王师傅跑这条线五年了,脸晒得像浸了茶的旧报纸,笑起来眼角的皱纹里都藏着热乎气。“最早一班6点50分,之后每隔40分钟一趟,直到9点30分。”他直起腰拍了拍车座,“周末加开10点10分和10点50分两班,赶不上就打陵园电话问,87654321,接电话的李姐比我还熟。”我上周跟着他的车走了一趟,把时间表记在手机备忘录里——不是生硬的数字,是带着温度的提醒:比如6点50分的车会多等五分钟,因为常坐这班的张奶奶要扶着轮椅上的老伴儿慢慢来;8点10分的车会绕到地铁2号线凤凰广场站,接上从郊区坐地铁来的乘客。

凤凰山陵园班车路线时间表-1

班车的路线像串起回忆的线。从工人文化宫出发,先绕到凤凰广场站的A出口——那里有个卖现磨豆浆的小摊,摊主阿姨认识大部分常客,会主动把吸管插好递过来;接着沿滨海路往南,路过那片爬满野蔷薇的护栏,五月的蔷薇开得像粉色云团,风一吹就有花瓣飘进车窗,落在乘客膝头的花束上;再转进陵园专用通道时,保安大叔会敬个礼,王师傅就把车速放慢,像怕惊扰了什么似的。全程38分钟,不多不少,刚好够人理清心里的情绪。

坐这班车要留意些小事。王师傅总念叨“身份证别忘带”——陵园入口要登记,他会提前十分钟提醒大家掏证件,省得下车时慌慌张张翻包;要是带了鲜花或点心,他会帮忙把大件祭品塞进后备箱,还说“别挤坏了,老人看着心疼”;遇到行动慢的老人,他会踩着刹车等,直到对方扶着扶手坐稳才起步。有次我见一个穿校服的小姑娘抱着向日葵,小声说“爷爷以前爱喝豆浆”,王师傅听见了,特意把车停在豆浆摊边,说“去买杯热的,给爷爷带过去”。

返程的班车藏在陵园出口的“思亲亭”后。
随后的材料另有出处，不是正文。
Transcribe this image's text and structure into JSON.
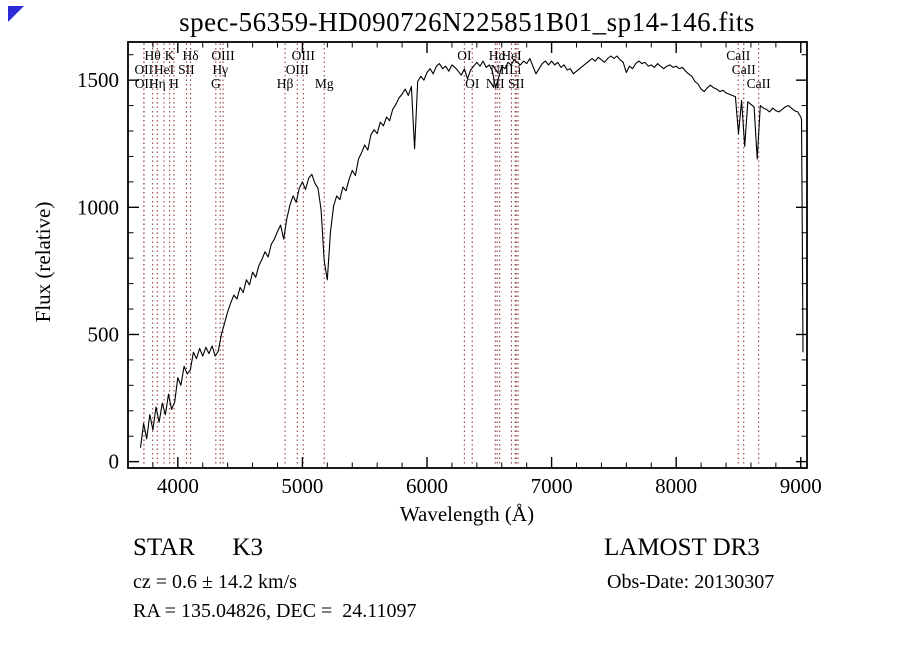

下午1点整,王师傅会把车停在亭边的老槐树下,等那些蹲在墓碑前说话的人。他不会催,只是把收音机调到轻柔的二胡曲,直到最后一个乘客磨磨蹭蹭上来,才轻声说“坐稳了”。末班车是下午4点,我见过最晚的乘客是个中年男人,蹲在墓碑前烧纸,火光照着他的脸,王师傅就坐在驾驶座上等着,直到男人抹干眼泪走过来,递给他一杯温热的矿泉水:“师傅,麻烦你了。”

凤凰山陵园班车路线时间表-2

上周下车时,王师傅递来一张皱巴巴的纸条,上面写着他的手机号:“找不到车就打我电话,我去接你。”风里飘来陵园里的松香,旁边的阿姨正摸着墓碑上的名字,轻声说“我坐班车来的,你以前总说坐班车热闹”。我忽然懂了,这条班车路线哪里是“运输线”——它是连接想念的桥,每一站都藏着牵挂,每一句提醒都裹着温柔,连窗外掠过的野蔷薇,都在替我们说“慢慢来,我等你”。

下次去凤凰山陵园,不妨坐一次这辆班车吧。看看王师傅擦得锃亮的后视镜,喝一杯豆浆摊的热饮,闻闻窗外的野蔷薇香。毕竟,去见想念的人,路上的每一步,都该被这样温柔对待。